The senator went on to point out that should the Philippine Government consider the crime to be an extraordinary case and request custody, the U.S. is required only to take the Philippine position “into full account.”
Santiago heatedly pointed out that when the U.S. makes a request, the Philippines is required to immediately turn over custody of the suspect, but if the Philippines makes a request because the case is considered extraordinary, the U.S. is not required to immediately grant the request, but will only take it into full account.
Santiago said that a prior similar case in 2009, which ended in the promulgation of a Supreme Court judgment in Nicolas v. Romulo, ended in a debacle.
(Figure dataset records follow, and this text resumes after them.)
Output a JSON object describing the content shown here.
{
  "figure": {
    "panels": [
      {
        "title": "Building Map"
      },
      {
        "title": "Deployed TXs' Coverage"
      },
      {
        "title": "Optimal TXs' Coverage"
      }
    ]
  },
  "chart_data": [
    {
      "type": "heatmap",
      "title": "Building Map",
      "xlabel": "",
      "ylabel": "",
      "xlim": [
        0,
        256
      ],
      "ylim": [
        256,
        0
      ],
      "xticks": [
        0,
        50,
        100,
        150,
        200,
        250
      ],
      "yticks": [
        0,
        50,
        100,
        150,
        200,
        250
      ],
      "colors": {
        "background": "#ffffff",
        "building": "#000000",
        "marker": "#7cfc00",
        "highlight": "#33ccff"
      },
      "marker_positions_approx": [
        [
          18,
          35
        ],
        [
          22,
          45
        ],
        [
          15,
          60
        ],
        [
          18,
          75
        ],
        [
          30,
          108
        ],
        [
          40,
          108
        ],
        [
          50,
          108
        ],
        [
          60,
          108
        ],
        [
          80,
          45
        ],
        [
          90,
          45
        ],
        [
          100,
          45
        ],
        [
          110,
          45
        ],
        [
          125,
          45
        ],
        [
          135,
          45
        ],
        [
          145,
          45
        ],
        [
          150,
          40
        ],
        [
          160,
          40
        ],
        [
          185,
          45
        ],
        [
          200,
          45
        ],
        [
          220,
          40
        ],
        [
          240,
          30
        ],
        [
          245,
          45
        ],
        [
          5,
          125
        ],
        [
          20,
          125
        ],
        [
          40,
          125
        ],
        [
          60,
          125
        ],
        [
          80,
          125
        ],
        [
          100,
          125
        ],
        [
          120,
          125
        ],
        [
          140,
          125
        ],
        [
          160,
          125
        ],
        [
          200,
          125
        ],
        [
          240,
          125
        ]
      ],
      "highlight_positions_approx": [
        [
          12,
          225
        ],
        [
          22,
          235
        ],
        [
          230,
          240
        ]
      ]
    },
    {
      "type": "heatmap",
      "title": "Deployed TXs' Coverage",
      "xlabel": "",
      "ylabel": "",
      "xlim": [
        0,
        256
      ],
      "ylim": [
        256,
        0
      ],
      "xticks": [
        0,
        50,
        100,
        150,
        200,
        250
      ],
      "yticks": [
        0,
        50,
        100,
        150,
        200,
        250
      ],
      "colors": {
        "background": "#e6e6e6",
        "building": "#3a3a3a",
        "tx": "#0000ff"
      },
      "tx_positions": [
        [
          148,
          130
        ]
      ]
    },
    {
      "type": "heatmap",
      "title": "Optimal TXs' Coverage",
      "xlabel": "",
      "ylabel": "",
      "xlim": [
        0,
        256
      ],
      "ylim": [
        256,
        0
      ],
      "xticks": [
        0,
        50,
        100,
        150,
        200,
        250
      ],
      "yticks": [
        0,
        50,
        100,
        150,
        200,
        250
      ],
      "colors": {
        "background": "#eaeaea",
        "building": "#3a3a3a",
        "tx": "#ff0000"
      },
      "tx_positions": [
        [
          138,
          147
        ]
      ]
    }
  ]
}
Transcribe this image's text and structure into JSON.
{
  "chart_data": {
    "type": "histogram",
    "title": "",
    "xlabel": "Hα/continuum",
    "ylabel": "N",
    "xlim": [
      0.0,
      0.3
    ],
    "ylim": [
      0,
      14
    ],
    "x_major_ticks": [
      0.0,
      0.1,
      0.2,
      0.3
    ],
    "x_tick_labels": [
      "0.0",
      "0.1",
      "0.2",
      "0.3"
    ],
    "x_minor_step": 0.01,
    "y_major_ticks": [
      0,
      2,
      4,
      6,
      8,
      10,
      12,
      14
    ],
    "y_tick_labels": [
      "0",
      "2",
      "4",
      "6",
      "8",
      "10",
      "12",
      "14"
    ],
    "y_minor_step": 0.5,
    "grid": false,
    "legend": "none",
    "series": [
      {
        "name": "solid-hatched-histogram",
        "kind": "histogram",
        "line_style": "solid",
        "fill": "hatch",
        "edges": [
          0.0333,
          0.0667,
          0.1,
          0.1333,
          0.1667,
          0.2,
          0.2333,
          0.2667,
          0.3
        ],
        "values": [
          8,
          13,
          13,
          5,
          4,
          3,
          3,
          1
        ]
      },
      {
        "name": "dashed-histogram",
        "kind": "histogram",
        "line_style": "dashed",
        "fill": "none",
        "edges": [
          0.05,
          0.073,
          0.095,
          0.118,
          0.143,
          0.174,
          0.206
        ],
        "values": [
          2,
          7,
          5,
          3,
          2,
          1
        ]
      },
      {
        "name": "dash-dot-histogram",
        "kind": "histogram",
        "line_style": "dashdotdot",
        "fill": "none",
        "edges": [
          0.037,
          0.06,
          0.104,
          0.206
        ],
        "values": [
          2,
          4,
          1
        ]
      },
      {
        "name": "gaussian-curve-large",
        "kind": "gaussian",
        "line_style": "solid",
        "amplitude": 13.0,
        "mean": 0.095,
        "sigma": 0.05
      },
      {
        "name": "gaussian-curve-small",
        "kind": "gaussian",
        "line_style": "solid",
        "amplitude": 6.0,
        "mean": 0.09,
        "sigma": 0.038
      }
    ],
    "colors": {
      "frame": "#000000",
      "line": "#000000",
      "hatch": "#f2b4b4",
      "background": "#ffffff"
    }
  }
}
In that case, RTC Makati found U.S. Lance Corporal Daniel J. Smith guilty of rape. However, DILG agents took Smith out of the Makati jail and brought him to the U.S. embassy in Manila under the Romulo-Kenny agreement.
Eventually, the Court of Appeals acquitted Smith, after the victim submitted a letter recanting her allegations.
Santiago told reporters that unlike the VFA, the present EDCA does not contain provisions on jurisdiction and custody over U.S. military servicemen who have committed crimes in Philippine territory.
“Presumably, the U.S. military authorities will invoke the terms of the VFA in the transgender case. This is one more reason why we should terminate the VFA,” she said.
In 2009, Santiago sponsored a “Resolution expressing the sense of the Senate that the Department of Foreign Affairs should seek to renegotiate the VFA with the U.S., and in case of denial should give notice of termination of the VFA.”
In her 2009 sponsorship speech Santiago said the VFA should be terminated for the following reasons:
- The VFA violates the Philippine Constitution, which provides that the U.S. as the other contracting state should have recognized the VFA as a treaty, not as a mere executive agreement.
- The VFA, to use a constitutional law term, is void for vagueness, in that it fails to define the crucial terms “visit”, “temporary,” and “activities.”
- The Supreme Court opinion in the 2009 case of Nicolas v. Romulo suffers from doctrinal confusion. The Nicolas majority opinion claimed that the VFA was submitted to the U.S. Senate. This is misleading. The VFA was submitted as a compliance with an American law called the Case-Zablocki Act. This Act requires the U.S. President, through the Secretary of State, to transmit to the U.S. Congress, the international agreements entered into by the U.S. government, or by its officials or agencies, which are not characterized as treaties. Thus, the U.S. government does not characterize the VFA as a treaty. Therefore, the VFA, since it does not comply with the requirement of the Philippine Constitution, is unconstitutional and void in our country.
- American military forces constitute so-called forward operating bases under cover of the VFA. These bases are not limited to training and capacity building. They go further by allegedly providing “logistical and intelligence support.” This term is so broad that under U.S. interpretation, it allows actual immersion in combat operations.
- Only the preamble, not the text, of the VFA mentions the ancient Mutual Defense Treaty, which does not even provide for automatic U.S. help in case of actual attack on the Philippines.
- The alleged financial benefits under VFA for the most part constitute U.S. military junk.
- The VFA is a failure, because after 10 years, the AFP has not modernized sufficiently to keep up with our Asian neighbors, and the terrorist groups are still active.
Santiago made the remarks at a press conference with the Senate media after a speech on how to improve the implementation of the RH law, at the auditorium of the Philippine Christian University, attended by university students and sponsored by the Catholics for RH.